Big Data and Risk Analysis in the field of Safety and Protection of the marine environment

1.  Context, definition of the problem

One of the objectives of the Spanish Maritime Search and Rescue Agency (hereinafter, SASEMAR) is to monitor and support the maritime traffic. For that purpose, there are twenty operational centres that record the transit of ships along the waters in which Spain has sovereignty, sovereign rights or jurisdiction.

The main sources of these records come from the information provided by the radar tracking systems whose antennas are strategically located on earth, and from the ship's transponders (AIS, Automatic Identification System) whose signals are captured by VHF antennas different from the previous ones. These data are stored on the SASEMAR servers, with access under permission.

Centro Jovellanos during the training of Vessel Traffic Services Operators has identified that in certain areas with high maritime traffic density, the large amount of data using traditional methods could be hiding potential risks to consider and be trained.

2.       Challenge definition. Description of need

The challenge is to find a Big Data driven solution aiming at allowing users to acquire a real vision of the latent risks in a specific maritime area monitoring all the available data in the same map.

This solution must show all variables of the maritime traffic, AIS data stored in SASEMAR servers, together with available spatial marine data which traffic is affected directly or indirectly.

The solution must be deployed on a web map server open source and generate traffic lines and densities identified with different colours according to intensity.

The solution will allow users to:

- Filter which type of information to visualize, such as: type of vessel, ranges of courses, intervals of date-time and speeds, draft, etc.

- Deploy collision probability maps and the quantification of risk.

- Deploy stranding probability maps and the quantification of risk.

- Draw over the webmap and export the results as a vector georeferenced layer (geojson, kml, etc)

- Export the graphical results as a jpg image and also georeferenced (.tiff) image.

In order to achieve this goal, a specific time period and/or area should be possible to be selected and data sets of information must be analysed to be part of the result.

The solution developed will focus on a specific area of the Spanish Territorial Waters, but the idea is to apply it in other areas of their territorial waters.

SASEMAR, through its training centre (Centro Jovellanos), will provide the developers with the necessary data and technical criteria within the field of maritime traffic, which allow the development of the expected results to achieve the objectives of the challenge^[1].

3.       Requirements

The solution must fulfil the following technical requirements:

- Consider available spatial marine data which affected directly or indirectly traffic data. In this way, data significant values should be crossed with maritime traffic data to propose the solution.

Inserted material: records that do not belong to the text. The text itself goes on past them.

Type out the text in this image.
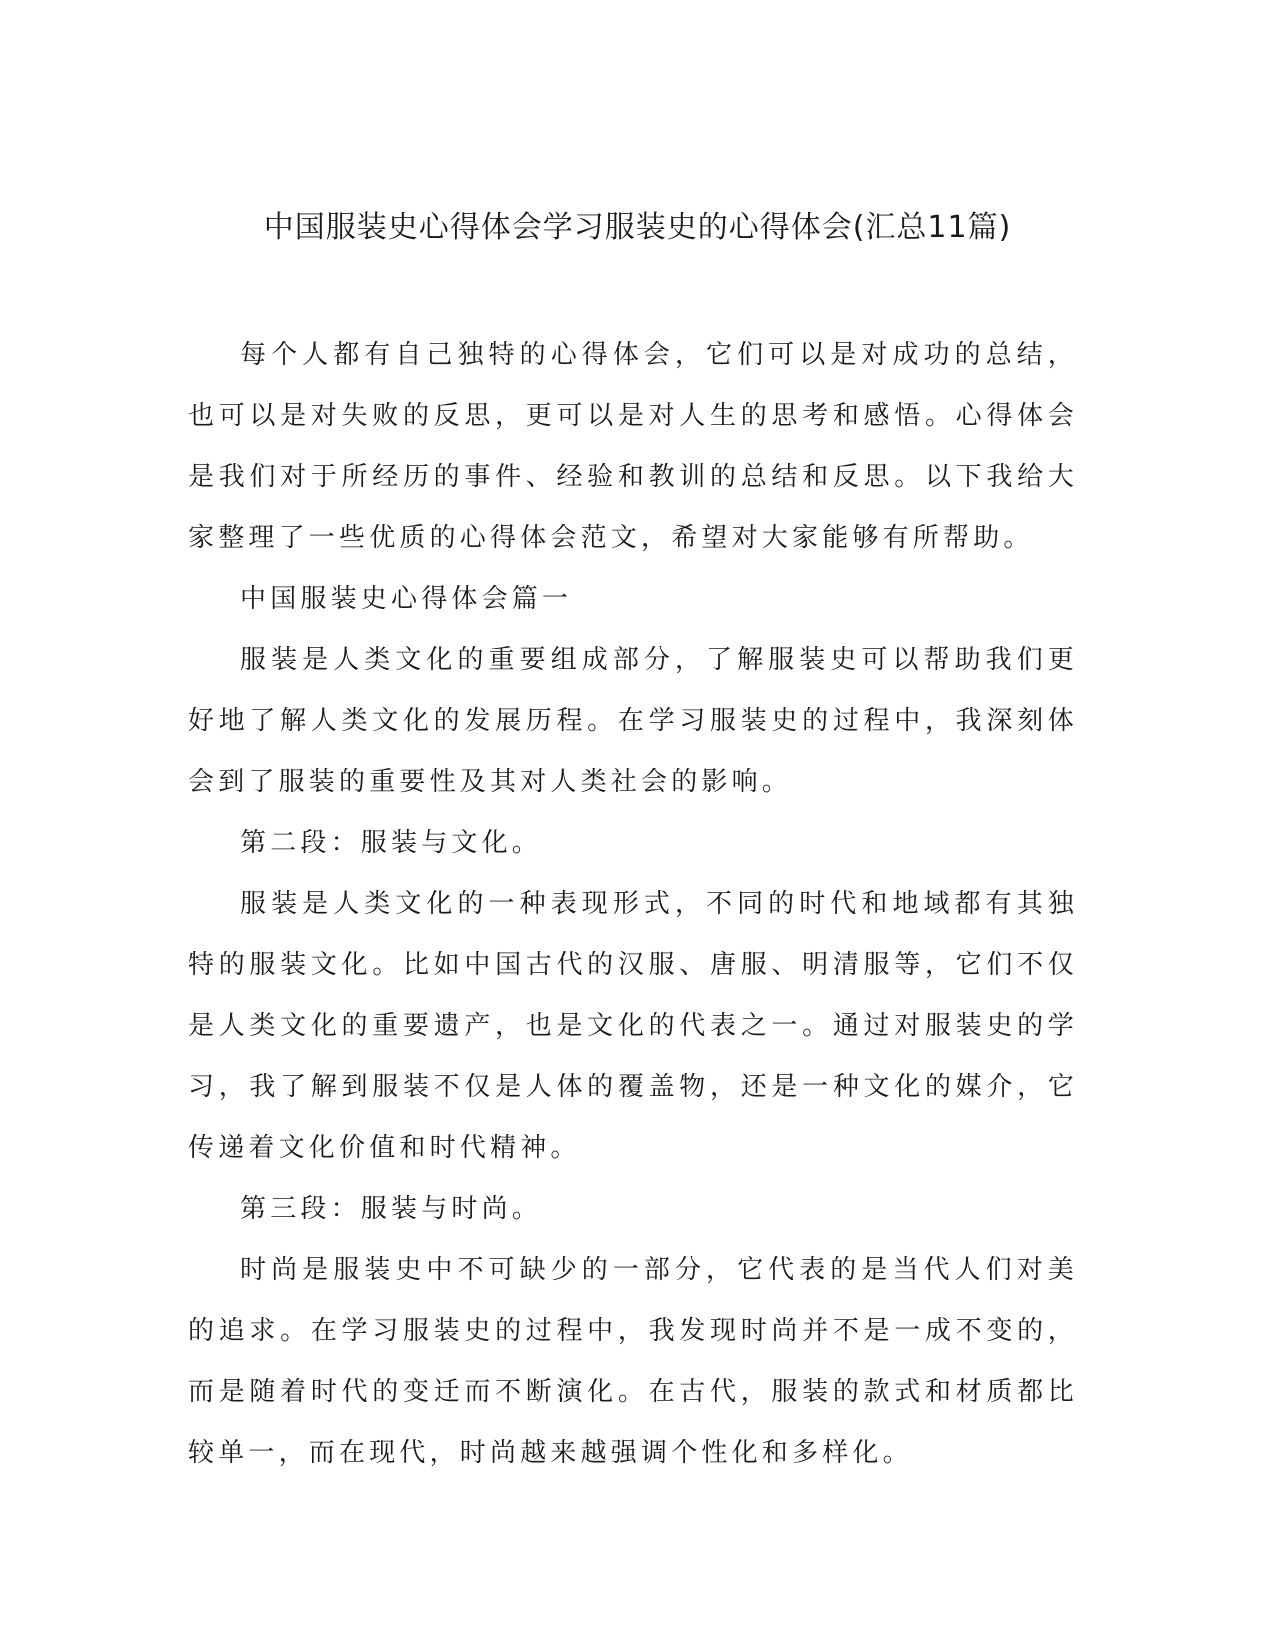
中国服装史心得体会学习服装史的心得体会(汇总11篇)

每个人都有自己独特的心得体会，它们可以是对成功的总结，也可以是对失败的反思，更可以是对人生的思考和感悟。心得体会是我们对于所经历的事件、经验和教训的总结和反思。以下我给大家整理了一些优质的心得体会范文，希望对大家能够有所帮助。

中国服装史心得体会篇一

服装是人类文化的重要组成部分，了解服装史可以帮助我们更好地了解人类文化的发展历程。在学习服装史的过程中，我深刻体会到了服装的重要性及其对人类社会的影响。

第二段：服装与文化。

服装是人类文化的一种表现形式，不同的时代和地域都有其独特的服装文化。比如中国古代的汉服、唐服、明清服等，它们不仅是人类文化的重要遗产，也是文化的代表之一。通过对服装史的学习，我了解到服装不仅是人体的覆盖物，还是一种文化的媒介，它传递着文化价值和时代精神。

第三段：服装与时尚。

时尚是服装史中不可缺少的一部分，它代表的是当代人们对美的追求。在学习服装史的过程中，我发现时尚并不是一成不变的，而是随着时代的变迁而不断演化。在古代，服装的款式和材质都比较单一，而在现代，时尚越来越强调个性化和多样化。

- Consider available spatial marine data which affected directly or indirectly traffic data. In this way, data significant values should be crossed with maritime traffic data to propose the solution.

- Provide collision and the stranding probability maps, and the representation of maritime traffic density, georeferenced and in a specific time period and area.

- Provide stranding maps according to bathymetry.

- Allow the exportation of results to different georeferenced formats.

- Be capable of importing layers of vector information and also ‘.csv’ tables or similar.

- Include time bar displayed and the possibility of saving the different obtained results.

- Use a base map based on nautical cartography.[2]

- Be accessible for future improvements.

The database will be registered on a server of the Centro Jovellanos.

4.       Expected Outcomes

The proponent will develop a minimum viable product implemented or the proof of concept specifying the elements including all the required elements and functionalities. 

5.       Budget

The solution will have a 15,000€ budget for the development of the system.

Jovellanos Centre will make available the hardware for the implementation of the prototype with their own resources or assuming the purchase of new assets up to 2.500 euros. The proponent will provide full details (brand, model, supplier and cost) of hardware that should be procured for the development of the prototype for the project.